"Not at official dinners, I assure you," interposed the Baroness' sister with a shrug. "It means the bottom of the table, and sitting next below the same student-interpreter nine times in the season. I have discovered that I rank with, but not above, the dentist."

"You tempt me to enter the service—in the lowest grade," said Ware, and the Baroness laughed and shook her fan at him reprovingly.

The sky above their heads was pricked out with pale stars, like cat's-eye pins in a greenish-violet tapestry. Up and down the roadway went shimmering rick'sha, and Japanese couples in light kimono strolled along the bay's edge, under the bent pines, their low voices mingled with the soft lapping of the tide. Now and then a bicycle would pass swiftly, bare sandaled feet chasing its pedals, and kimono sleeves flapping like great bats'-wings from its handle-bars; or a flanneled English figure would stride along, with pipe and racquet, from late tennis at the recreation-ground. From the corner came the cries of romping children and the tapping staff and double flute-note of a blind masseur.

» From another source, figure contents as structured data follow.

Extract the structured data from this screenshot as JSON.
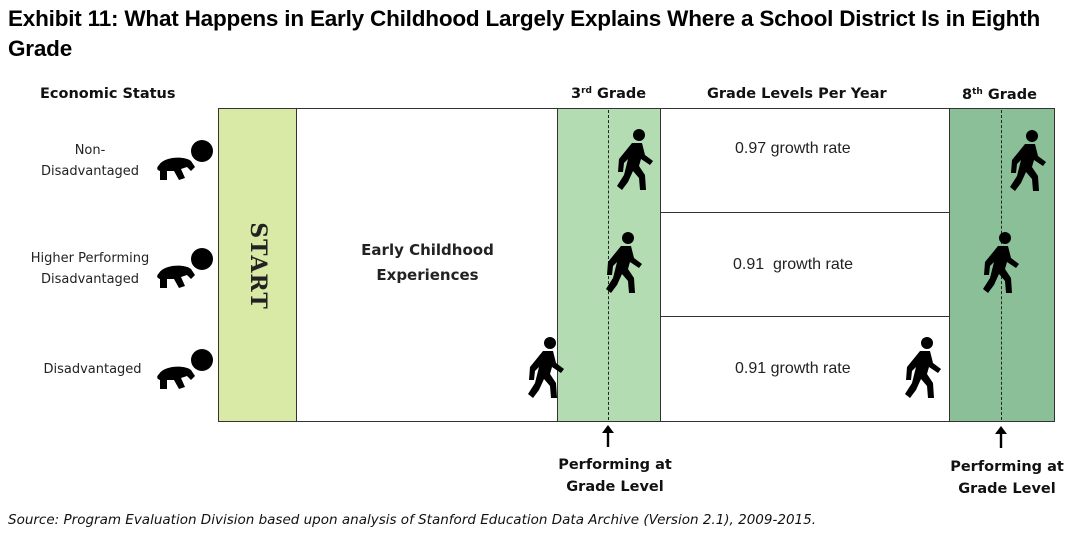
{
  "title": "Exhibit 11: What Happens in Early Childhood Largely Explains Where a School District Is in Eighth Grade",
  "headers": {
    "economic_status": "Economic Status",
    "grade3_base": "3",
    "grade3_sup": "rd",
    "grade3_rest": " Grade",
    "growth_header": "Grade Levels Per Year",
    "grade8_base": "8",
    "grade8_sup": "th",
    "grade8_rest": " Grade"
  },
  "groups": [
    {
      "line1": "Non-",
      "line2": "Disadvantaged"
    },
    {
      "line1": "Higher Performing",
      "line2": "Disadvantaged"
    },
    {
      "line1": "Disadvantaged",
      "line2": ""
    }
  ],
  "start_label": "START",
  "early_childhood": {
    "line1": "Early Childhood",
    "line2": "Experiences"
  },
  "growth_rates": [
    "0.97 growth rate",
    "0.91  growth rate",
    "0.91 growth rate"
  ],
  "performing": {
    "g3": {
      "line1": "Performing at",
      "line2": "Grade Level"
    },
    "g8": {
      "line1": "Performing at",
      "line2": "Grade Level"
    }
  },
  "source": "Source: Program Evaluation Division based upon analysis of Stanford Education Data Archive (Version 2.1), 2009-2015.",
  "colors": {
    "start": "#d9eaa6",
    "grade3": "#b3dcb2",
    "grade8": "#8bbf98"
  },
  "icons": [
    "crawling-baby-icon",
    "walking-person-icon",
    "arrow-up-icon"
  ]
}
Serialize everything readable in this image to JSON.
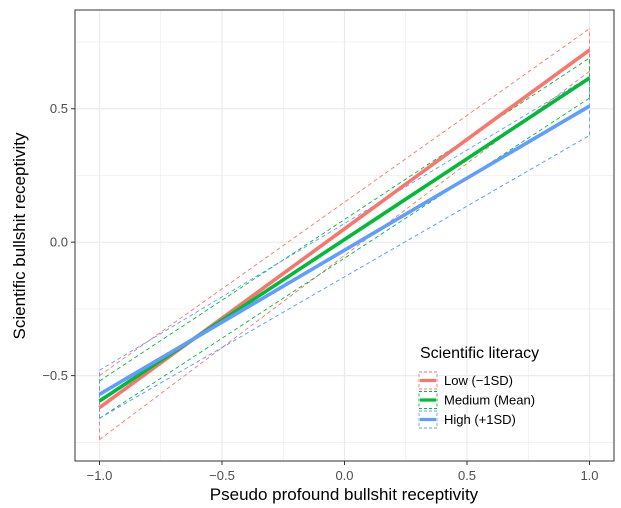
{
  "chart_data": {
    "type": "line",
    "title": "",
    "xlabel": "Pseudo profound bullshit receptivity",
    "ylabel": "Scientific bullshit receptivity",
    "xlim": [
      -1.1,
      1.1
    ],
    "ylim": [
      -0.82,
      0.87
    ],
    "x_ticks": [
      -1.0,
      -0.5,
      0.0,
      0.5,
      1.0
    ],
    "x_tick_labels": [
      "−1.0",
      "−0.5",
      "0.0",
      "0.5",
      "1.0"
    ],
    "y_ticks": [
      -0.5,
      0.0,
      0.5
    ],
    "y_tick_labels": [
      "−0.5",
      "0.0",
      "0.5"
    ],
    "grid": true,
    "legend": {
      "title": "Scientific literacy",
      "position": "bottom-right"
    },
    "series": [
      {
        "name": "Low (−1SD)",
        "color": "#F8766D",
        "x": [
          -1.0,
          1.0
        ],
        "values": [
          -0.62,
          0.72
        ],
        "ci_lower": [
          -0.74,
          0.64
        ],
        "ci_upper": [
          -0.5,
          0.8
        ]
      },
      {
        "name": "Medium (Mean)",
        "color": "#00BA38",
        "x": [
          -1.0,
          1.0
        ],
        "values": [
          -0.595,
          0.615
        ],
        "ci_lower": [
          -0.66,
          0.54
        ],
        "ci_upper": [
          -0.52,
          0.69
        ]
      },
      {
        "name": "High (+1SD)",
        "color": "#619CFF",
        "x": [
          -1.0,
          1.0
        ],
        "values": [
          -0.57,
          0.51
        ],
        "ci_lower": [
          -0.66,
          0.4
        ],
        "ci_upper": [
          -0.48,
          0.62
        ]
      }
    ]
  }
}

The talk flew briskly hither and thither, skimming the froth of the capital's causerie: recent additions to the official set, the splendid new ball-room at the German Embassy, and the increasing importance of Tokyo as a diplomatic center—the coming Imperial "Cherry-Viewing Garden-Party," and the annual Palace duck-hunt at the Shin-Hama preserve, where the game is caught, like butterflies, in scoop-nets—the new ceremonial for Imperial audiences—whether a stabbing affray between two Legation bettos would end fatally, and whether the Turkish Minister's gold dinner service was solid—and a little scandalous surmise regarding the newest continental widow whose stay in Japan had been long and her dinners anything but exclusive—a rumored engagement, and—at last!—the arrival of the new beauty at the American Embassy.

"A real one!" commented Voynich, screwing his eye-glass in more tightly. "And that means something in the tourist season."

Ware's fingers flattened on the stem of his glass of yellow chartreuse as the artist said: "We are in the throes of a new sensation at present, Mr. Ware; a case of love at first sight. It's really a lot rarer than the novelists make out, you know! We are all tremendously interested."

"But he knows her," said Voynich. "The other evening in Tokyo, Mr. Ware, Miss Fairfax mentioned having met you. She is from Virginia, I think."

Ware bowed. "She is very good to remember me," he said. "And so Miss Fairfax has met her fate in Japan?"

"Well, rather!" said the artist. "I hear betting is even that she'll accept him inside a fortnight."

Ware sipped his liqueur with a tinge of relief. Evidently the world of Tokyo had not yet discovered that the new arrival's first name was that of his yacht.